Why Two Korean Gen Z Sports Fans Can Watch the Same Video and Learn Completely Different Things

South Korea has one of the highest smartphone penetration rates in the world. Among young people, device access is effectively universal. Yet a peer-reviewed study published on February 28, 2026, by researchers at Kyung Hee University’s Graduate School of Education in Yongin, Gyeonggi-do, found that having a device is not the same as being able to use it well — and in the context of sports content, that gap produces measurably different learning outcomes across members of the same generation.

The study, published in Behavioural Sciences (MDPI), examined how digital literacy levels among Generation Z affect sports learning outcomes through platforms including YouTube, social networking services, mobile apps, and online lecture tools. Its findings challenge a comfortable assumption that many parents, educators, and sports organizations make: that young Koreans, by virtue of growing up with smartphones, all engage with digital sports content from roughly the same foundation.

They do not.

What the Researchers Actually Found

The study classified 237 Generation Z participants into three groups — low, medium, and high digital literacy — and measured how their literacy level affected four key behavioral outcomes: performance expectancy (whether they believed the platform would help them learn), effort expectancy (how hard they expected it to be), social influence (whether peer encouragement affected their use), and facilitating conditions (whether they had adequate support to use the platform effectively).

It also applied Media Richness Theory, which examines how well a given communication channel conveys information — measuring factors like immediate feedback, multiple communication channels, and personalization.

The results were clear: higher digital literacy correlated with stronger scores across all four behavioral dimensions. Participants in the high-literacy group were more confident that video platforms and live coaching tools would deliver useful learning, expended less perceived effort in using them, were more responsive to social encouragement, and reported better access to the support systems needed to make the technology work.

Low-literacy participants showed the opposite pattern. Even when they had the same device access as high-literacy peers, they reported lower expectations of what the platforms could deliver, found them harder to navigate, and were less responsive to the social cues — team chats, instructor feedback loops, comment sections — that help reinforce learning.

The research team noted a contextual finding from national data that sharpens this point: while the National Information Society Agency of Korea reports that 96.5% of the general population has access to digital information, actual digital competency sits at 65.6%. The gap between access and competency is the operative variable, and it persists even within Generation Z.

Why This Matters for Sports Fans, Not Just Students

The study focused on sports learning in educational settings, but its implications extend to how any young person engages with sports content in their daily life.
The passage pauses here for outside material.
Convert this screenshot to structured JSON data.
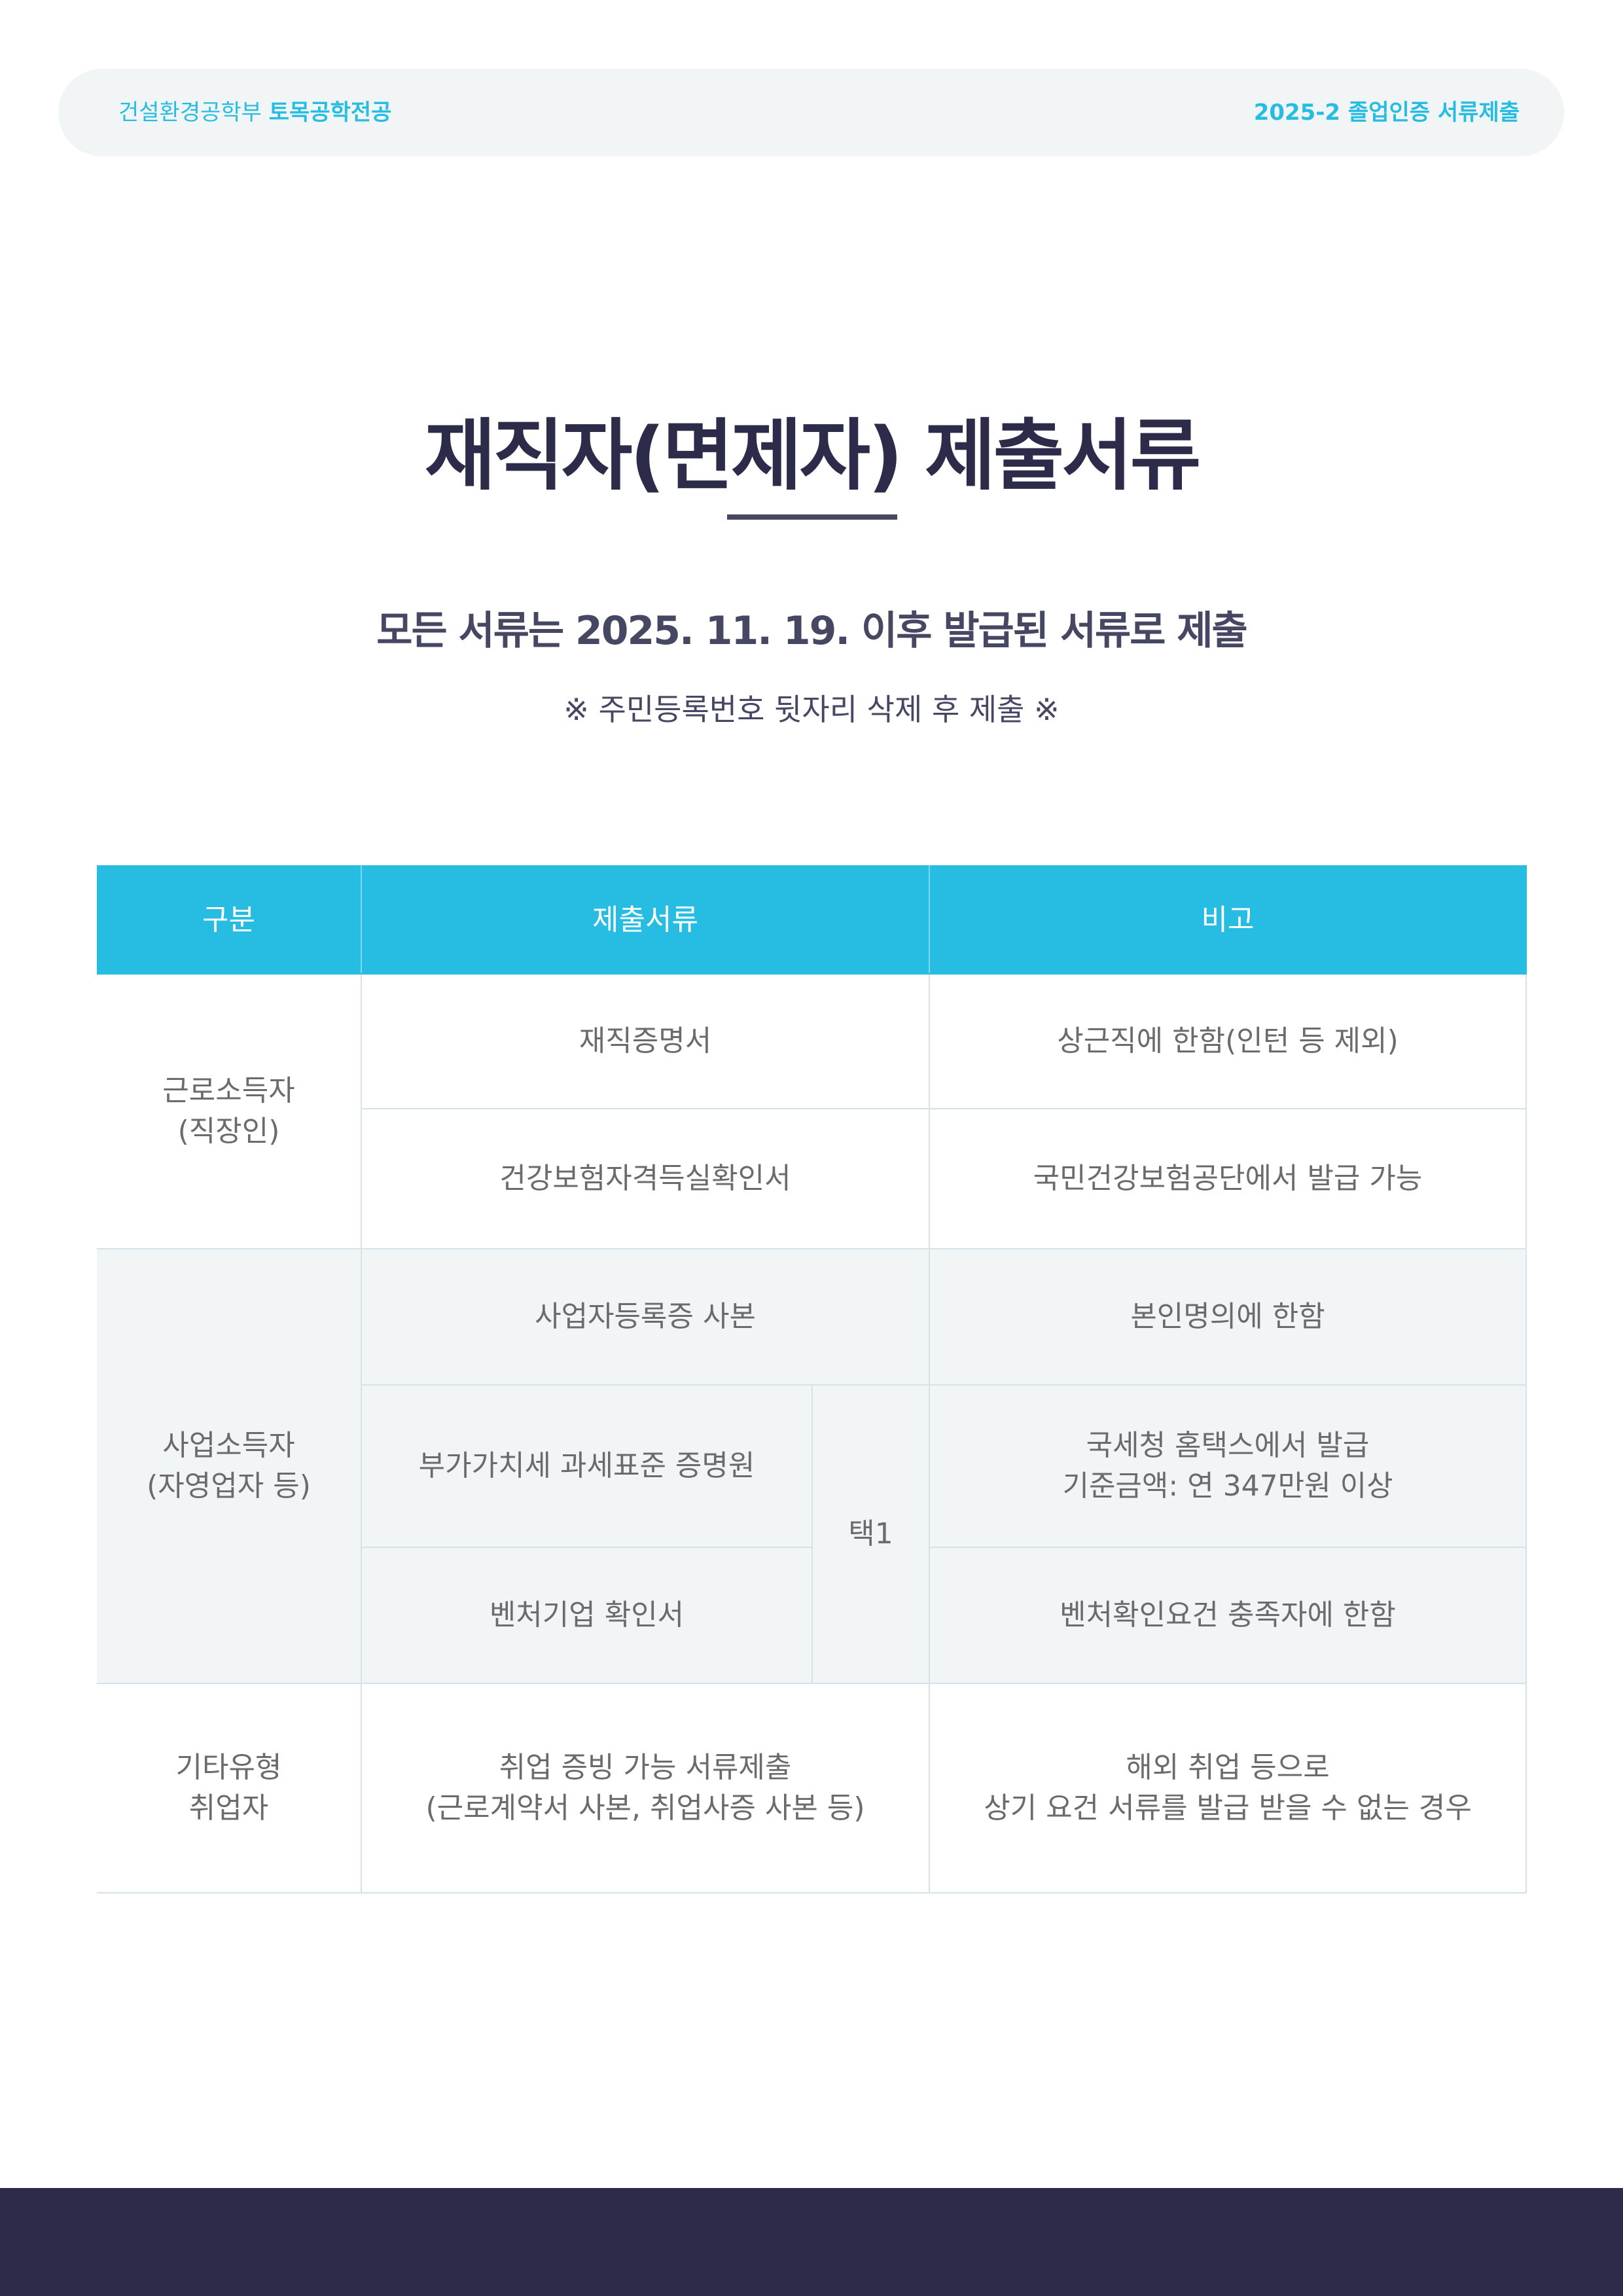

The platforms involved — YouTube coaching tutorials, SNS sports communities, mobile sports apps, live feedback tools — are identical to those Bucheon-area young fans use to follow their clubs, understand formations, track match statistics, or learn the rules of competitions they are newly following.

As covered in how Korean Generation Z sports fans engage differently with digital media based on their literacy level, the way a young fan navigates a live match app or interprets a post-match data breakdown is not just a matter of interest — it is shaped by the underlying capability they bring to that interaction.

A high-literacy Gen Z fan watching a K League 1 analysis video on YouTube is more likely to use comment sections, follow recommended follow-up content, engage with coaching breakdowns, and cross-reference what they see with other sources. A low-literacy peer watching the exact same video may process it more passively, take longer to build understanding, and be less likely to use the platform’s feedback mechanisms to deepen their knowledge.

The content is the same. The experience is not.

The Assumption Worth Reconsidering

One of the more useful contributions of the Kyung Hee study is that it directly addresses what the researchers call intra-generational variation. The phrase “digital native” — commonly applied to Generation Z — implies a level of digital fluency that research consistently fails to support uniformly. Being born into a digitally connected environment does not guarantee the competency to extract meaning from it effectively.

This is particularly relevant in a sports context because sports content has become dramatically more layered. Watching Bucheon FC 1995’s first season in K League 1 involves navigating club social media, understanding the split system and its implications for standings, reading expected goals metrics that appear in broadcast graphics, and interpreting tactical analysis content that has become standard across YouTube channels dedicated to Korean football. Each of these activities carries a different literacy demand.

The practical implication is not that lower-literacy fans are less capable of enjoying sport — they are not. It is that content creators, sports educators, and community organizers who assume all young fans engage from the same digital baseline will underserve a meaningful portion of their audience without ever knowing they are doing so.

Building Better Foundations

The Kyung Hee researchers recommended that sports learning programs — and by extension any sports content environment aimed at young audiences — be designed with literacy variation in mind. This means structuring content to support multiple entry points: plain-language explanations alongside statistical breakdowns, visual guides alongside text-heavy analysis, and community touchpoints that allow lower-literacy users to ask questions without friction.

For Bucheon’s growing supporter base, many of whom are encountering K League 1 football for the first time this season, this is a directly applicable insight. The gap between owning a smartphone and being able to use it to build genuine sports knowledge is real, measurable, and matters for how clubs, media organizations, and community groups design the content environments they create.